13 luglio 2006

architettura Ideal city / Invisibile cities

 
Due lontani luoghi del nazionalsocialismo propongono modelli di città ideale. Quaranta nitide aggregazioni urbane capaci di celare altri contenuti dietro una cortina di eleganza grafica. Un'eleganza difficile da rintracciare attualmente...

di

Ideal city / Invisibile cities, questo il tema sul quale Sabrina van der Ley e Markus Richter hanno chiamato 40 artisti a riflettere attraverso produzioni originali. In apparenza il tema di questo progetto complesso può essere avvertito come esausto e il riferimento letterario come minimo affaticato dall’usura di citazioni eccessive. È così certo, ma ci attira la perversa intenzione di localizzare questo approfondimento sull’aggettivo ideale applicato alla città, presso Potsdam e Zamość (lontane per altro centinaia di chilometri. Potsdam è la città che ospita uno dei luoghi simbolo del militarismo prussiano, la chiesa della guarnigione, e che vide nel 1933 la successione di Hitler al venerando presidente Hindenburg. Zamość fu –come laboratorio speciale delle SS- il luogo della sperimentazione di una sostituzione etnica feroce avviata dopo il blitzkrieg polacco. Per intenderci Zamość assumerà, durante l’occupazione tedesca, il nome di Himmlerstadt.
Una certa rigida precisione aleggia in effetti sull’intera esposizione, cui gli stessi curatori attribuiscono un carattere saggistico di completezza. Attorno infatti ai lavori site-specific, che costituiscono il cuore della mostra, si articolano diverse sezioni relative ad aspetti particolari del tema. Chandigarh, Brasilia, Lublino raccontano della possibilità novecentesca della città ideale, i lavori di Archigram e Costant, attraverso un modalità divertente ed anarchica, consentono la transizione a lavori puramente artistici che approcciano il tema indirettamente o solo graficamente come nella video installazione di Rula Halawani che documenta la realizzazione del muro di sicurezza israeliano.
Carl Andre, Lament for the Children
Tema esausto quindi, ma elaborato in modo esaustivo. La qualità è alta e si evita soprattutto il più macroscopico degli errori curatoriali presentando una gran quantità di artisti che dichiarano date di nascita stupidamente inusuali come 1930, ‘40 e ‘50.
Tutti comunque, fino ai più leggeri trentenni, offrono elaborate ricerche di linguaggi visivi personali assolutamente inedite quando si tirano in ballo architetti e architettura. Rigore strutturato nell’uso delle griglie; visioni dinamiche collegate all’idea di flusso; sensibilità compositiva e cromatica quando si identifica una possibile bellezza urbana in riquadri di paesaggio.
Assente qualsiasi riferimento alle città di fondazione italiane, e questo è strano. Assente fortunatamente qualsiasi entità che possa riferirsi al tipo genetico del giovane architetto digitale, e questo è bene. Nessuno, tra quelli di tale categoria, che attualmente godono di una qualche visibilità ha mai minimamente pensato di sviluppare un proprio linguaggio. Meglio produrre cataste di progetti basati su una curva divertente e colorata, un sostantivo azzeccato ed un aggettivo ancora più azzeccato e meglio se composto in qualche modo. ID-deal, IN-visible.
Tilman Wendland, untitled
Quaranta artisti riproducono la prassi architettonica della grafica e della modellazione applicata all’urbanistica. Con una sensibilità assente da tempo nella prassi architettonica, tenendo presente una personale declinazione dell’idea di bellezza applicata alla composizione e alla disposizione. Ne derivano città ideali. Ma questo aggettivo trasmette la tensione tipica degli oggetti bellissimi ma irreali, che non esprimono il loro carattere attraverso l’indiscutibile eleganza celandolo altrove.

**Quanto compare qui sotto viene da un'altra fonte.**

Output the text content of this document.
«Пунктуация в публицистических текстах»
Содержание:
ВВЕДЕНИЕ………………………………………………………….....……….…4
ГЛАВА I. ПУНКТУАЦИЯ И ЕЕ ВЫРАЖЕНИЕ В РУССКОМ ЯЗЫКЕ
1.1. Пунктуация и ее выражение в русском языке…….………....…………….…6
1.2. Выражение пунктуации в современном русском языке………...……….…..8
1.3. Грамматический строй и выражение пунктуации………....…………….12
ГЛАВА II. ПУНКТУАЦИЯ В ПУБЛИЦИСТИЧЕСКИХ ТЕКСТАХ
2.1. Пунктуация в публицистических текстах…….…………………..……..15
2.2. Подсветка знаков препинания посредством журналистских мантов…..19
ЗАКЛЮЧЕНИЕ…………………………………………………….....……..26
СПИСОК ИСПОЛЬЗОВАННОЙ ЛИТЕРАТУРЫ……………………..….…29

“Metti che questo videogame in origine doveva essere molto diverso. Metti che in origine doveva essere un capolavoro che avrebbe cambiato per sempre il mondo dei videogame. Metti che la Nintendo si è cacata sotto. Metti che hanno speso milioni di dollari per trasformarlo in qualcosa di più commerciale. Metti che quell’edificio è una parte del vecchio videogioco di cui non si sono accorti finchè non è stato troppo tardi. Metti che hanno chiuso la porta a chiave e ci hanno messo attorno un po’ di pietre sperando che nessuno se ne accorgesse. Capace che li dentro c’è tutto un mondo…” (God jr, Dennis Cooper, Fazi editore, Roma, 2006)

link correlati
www.idealcity-invisiblecities.org

luca ruali
also available architecture / www.alsoavailable.net

[exibart]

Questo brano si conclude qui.